The chief of police arrests Zeba and quickly takes her to the women's prison for her own safety, knowing the villagers may come for justice. Zeba is roomed with three other women: Latifa, Nafisa and Mezhgan. Women are housed in this prison for all sorts of crimes, but many are there for "love crimes"-- adultery, falling in love with the wrong man, being caught alone with a man unsupervised, etc. Most have been found to have brought dishonor to their families. While Zeba awaits her trial, she befriends these women and becomes like a sister to them. She learns their stories, their likes and dislikes, their pain and fear, and their passions.

Yusuf was once an Afghan boy, his family having immigrated to America when he was about twelve. Now he is an attorney who has returned to his homeland and has been hired as Zeba's council. As if her case weren't difficult enough, Yusuf finds his hands tied by her refusal to share with him anything she remembers about the day her husband died, nor about their life together leading up to his death.

I was introduced to the author with her book When the Moon is Low, and I loved this one just as much as I did that one. The author has an engaging yet easy-to-read writing style.
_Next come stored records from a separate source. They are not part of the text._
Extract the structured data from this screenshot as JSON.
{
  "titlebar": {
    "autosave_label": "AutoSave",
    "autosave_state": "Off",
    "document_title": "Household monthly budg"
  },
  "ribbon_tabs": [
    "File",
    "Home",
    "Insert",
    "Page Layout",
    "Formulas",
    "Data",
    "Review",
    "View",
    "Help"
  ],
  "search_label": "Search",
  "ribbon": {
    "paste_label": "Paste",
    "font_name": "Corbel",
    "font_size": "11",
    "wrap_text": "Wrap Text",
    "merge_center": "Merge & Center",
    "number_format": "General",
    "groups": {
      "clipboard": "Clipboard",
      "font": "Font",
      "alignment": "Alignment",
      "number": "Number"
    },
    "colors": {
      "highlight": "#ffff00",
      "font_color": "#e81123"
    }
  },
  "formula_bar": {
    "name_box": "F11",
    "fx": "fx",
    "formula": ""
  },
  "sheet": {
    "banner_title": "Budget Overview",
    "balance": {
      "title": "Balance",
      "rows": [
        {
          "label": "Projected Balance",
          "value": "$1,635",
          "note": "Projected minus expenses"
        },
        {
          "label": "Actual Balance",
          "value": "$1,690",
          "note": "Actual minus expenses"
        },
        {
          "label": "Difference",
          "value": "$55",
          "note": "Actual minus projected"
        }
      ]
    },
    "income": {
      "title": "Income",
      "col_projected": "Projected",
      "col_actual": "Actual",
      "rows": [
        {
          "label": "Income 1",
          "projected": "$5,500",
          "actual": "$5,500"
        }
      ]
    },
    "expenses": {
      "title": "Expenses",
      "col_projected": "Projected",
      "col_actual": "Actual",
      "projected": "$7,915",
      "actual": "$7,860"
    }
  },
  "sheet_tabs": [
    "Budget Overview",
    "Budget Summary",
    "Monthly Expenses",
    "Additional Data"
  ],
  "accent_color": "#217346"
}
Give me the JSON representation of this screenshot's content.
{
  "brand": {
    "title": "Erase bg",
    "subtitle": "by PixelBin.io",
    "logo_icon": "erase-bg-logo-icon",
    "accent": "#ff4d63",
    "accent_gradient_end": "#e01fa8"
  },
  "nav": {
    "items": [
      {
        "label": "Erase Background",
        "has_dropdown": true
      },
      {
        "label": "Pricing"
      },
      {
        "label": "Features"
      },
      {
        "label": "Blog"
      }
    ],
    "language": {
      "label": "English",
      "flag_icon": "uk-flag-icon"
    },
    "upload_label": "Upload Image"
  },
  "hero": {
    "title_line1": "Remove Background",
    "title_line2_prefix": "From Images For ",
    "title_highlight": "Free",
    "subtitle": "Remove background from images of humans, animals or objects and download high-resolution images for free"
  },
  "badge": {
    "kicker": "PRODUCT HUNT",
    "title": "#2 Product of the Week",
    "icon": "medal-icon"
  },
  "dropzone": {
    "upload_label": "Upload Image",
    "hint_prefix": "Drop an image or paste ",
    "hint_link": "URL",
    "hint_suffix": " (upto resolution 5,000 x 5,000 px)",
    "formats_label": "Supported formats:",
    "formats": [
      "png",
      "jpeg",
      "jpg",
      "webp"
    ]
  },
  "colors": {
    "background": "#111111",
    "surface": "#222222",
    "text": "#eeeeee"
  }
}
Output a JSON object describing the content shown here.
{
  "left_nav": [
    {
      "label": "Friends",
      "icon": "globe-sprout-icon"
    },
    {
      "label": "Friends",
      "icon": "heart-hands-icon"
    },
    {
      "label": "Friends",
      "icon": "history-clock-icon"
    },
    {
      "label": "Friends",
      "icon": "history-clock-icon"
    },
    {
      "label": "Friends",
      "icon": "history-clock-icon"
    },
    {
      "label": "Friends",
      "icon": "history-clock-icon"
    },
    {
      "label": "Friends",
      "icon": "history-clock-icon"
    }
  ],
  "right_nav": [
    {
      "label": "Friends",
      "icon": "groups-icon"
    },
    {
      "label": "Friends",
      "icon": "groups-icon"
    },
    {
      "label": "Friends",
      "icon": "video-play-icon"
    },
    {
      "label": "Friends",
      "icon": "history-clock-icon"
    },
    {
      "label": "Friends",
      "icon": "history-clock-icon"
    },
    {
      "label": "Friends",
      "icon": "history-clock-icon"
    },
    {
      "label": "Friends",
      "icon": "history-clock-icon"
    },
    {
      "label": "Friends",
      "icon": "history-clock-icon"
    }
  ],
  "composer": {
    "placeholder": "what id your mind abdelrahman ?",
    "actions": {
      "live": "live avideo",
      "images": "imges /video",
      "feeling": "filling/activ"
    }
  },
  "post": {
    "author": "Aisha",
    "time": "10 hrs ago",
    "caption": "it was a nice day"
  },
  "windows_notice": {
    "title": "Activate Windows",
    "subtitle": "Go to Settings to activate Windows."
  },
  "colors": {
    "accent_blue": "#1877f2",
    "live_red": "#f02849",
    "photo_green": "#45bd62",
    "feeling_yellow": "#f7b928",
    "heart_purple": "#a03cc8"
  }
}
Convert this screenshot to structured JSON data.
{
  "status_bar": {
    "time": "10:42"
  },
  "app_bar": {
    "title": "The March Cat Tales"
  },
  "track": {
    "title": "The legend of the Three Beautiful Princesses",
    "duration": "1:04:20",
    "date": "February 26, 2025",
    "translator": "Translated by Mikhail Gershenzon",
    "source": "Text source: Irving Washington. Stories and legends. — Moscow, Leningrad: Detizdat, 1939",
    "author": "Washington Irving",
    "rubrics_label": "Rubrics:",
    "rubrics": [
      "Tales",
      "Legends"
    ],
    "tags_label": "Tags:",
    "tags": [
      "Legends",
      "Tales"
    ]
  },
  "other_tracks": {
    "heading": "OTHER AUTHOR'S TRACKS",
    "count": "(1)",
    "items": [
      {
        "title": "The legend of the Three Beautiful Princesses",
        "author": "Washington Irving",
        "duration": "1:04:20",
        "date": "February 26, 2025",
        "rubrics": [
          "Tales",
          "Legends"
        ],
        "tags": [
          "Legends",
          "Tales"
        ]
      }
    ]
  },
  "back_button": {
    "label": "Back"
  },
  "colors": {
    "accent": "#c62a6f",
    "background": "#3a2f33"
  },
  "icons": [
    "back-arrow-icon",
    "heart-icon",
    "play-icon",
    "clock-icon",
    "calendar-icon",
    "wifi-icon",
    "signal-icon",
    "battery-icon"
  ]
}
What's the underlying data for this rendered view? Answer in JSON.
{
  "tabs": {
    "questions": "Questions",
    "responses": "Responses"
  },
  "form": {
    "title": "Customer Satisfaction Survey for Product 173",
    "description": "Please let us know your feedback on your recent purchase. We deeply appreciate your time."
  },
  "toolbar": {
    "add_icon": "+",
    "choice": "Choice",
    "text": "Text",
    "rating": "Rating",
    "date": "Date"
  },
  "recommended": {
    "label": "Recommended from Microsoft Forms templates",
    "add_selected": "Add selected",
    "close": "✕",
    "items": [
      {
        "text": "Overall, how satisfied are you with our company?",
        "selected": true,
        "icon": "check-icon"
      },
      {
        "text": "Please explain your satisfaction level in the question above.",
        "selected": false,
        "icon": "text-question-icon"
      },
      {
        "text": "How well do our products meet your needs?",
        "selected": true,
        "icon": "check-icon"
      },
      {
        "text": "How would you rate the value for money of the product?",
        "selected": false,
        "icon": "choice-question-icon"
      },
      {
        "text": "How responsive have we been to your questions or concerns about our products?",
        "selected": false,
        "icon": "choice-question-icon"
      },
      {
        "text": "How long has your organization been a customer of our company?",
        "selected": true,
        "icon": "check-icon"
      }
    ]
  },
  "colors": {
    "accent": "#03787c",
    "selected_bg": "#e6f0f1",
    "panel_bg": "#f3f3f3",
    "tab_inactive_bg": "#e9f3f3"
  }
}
My final word: The author has a very "approachable" writing style which is very comfortable to read, like slipping into a pair of comfy PJs at the end of a hard day. She knows how to write well-fleshed characters of some depth that pull you into the story and keep you there. This story runs the gamut of happiness to melancholy, love to hate, fear of the present to dreams for the future.You care not only for Zeba and Yusuf and their futures, but for the lives of the other women who share Zeba's life in prison. A beautiful yet heart-wrenching tale that I recommend to anyone who loves to immerse themselves into another culture.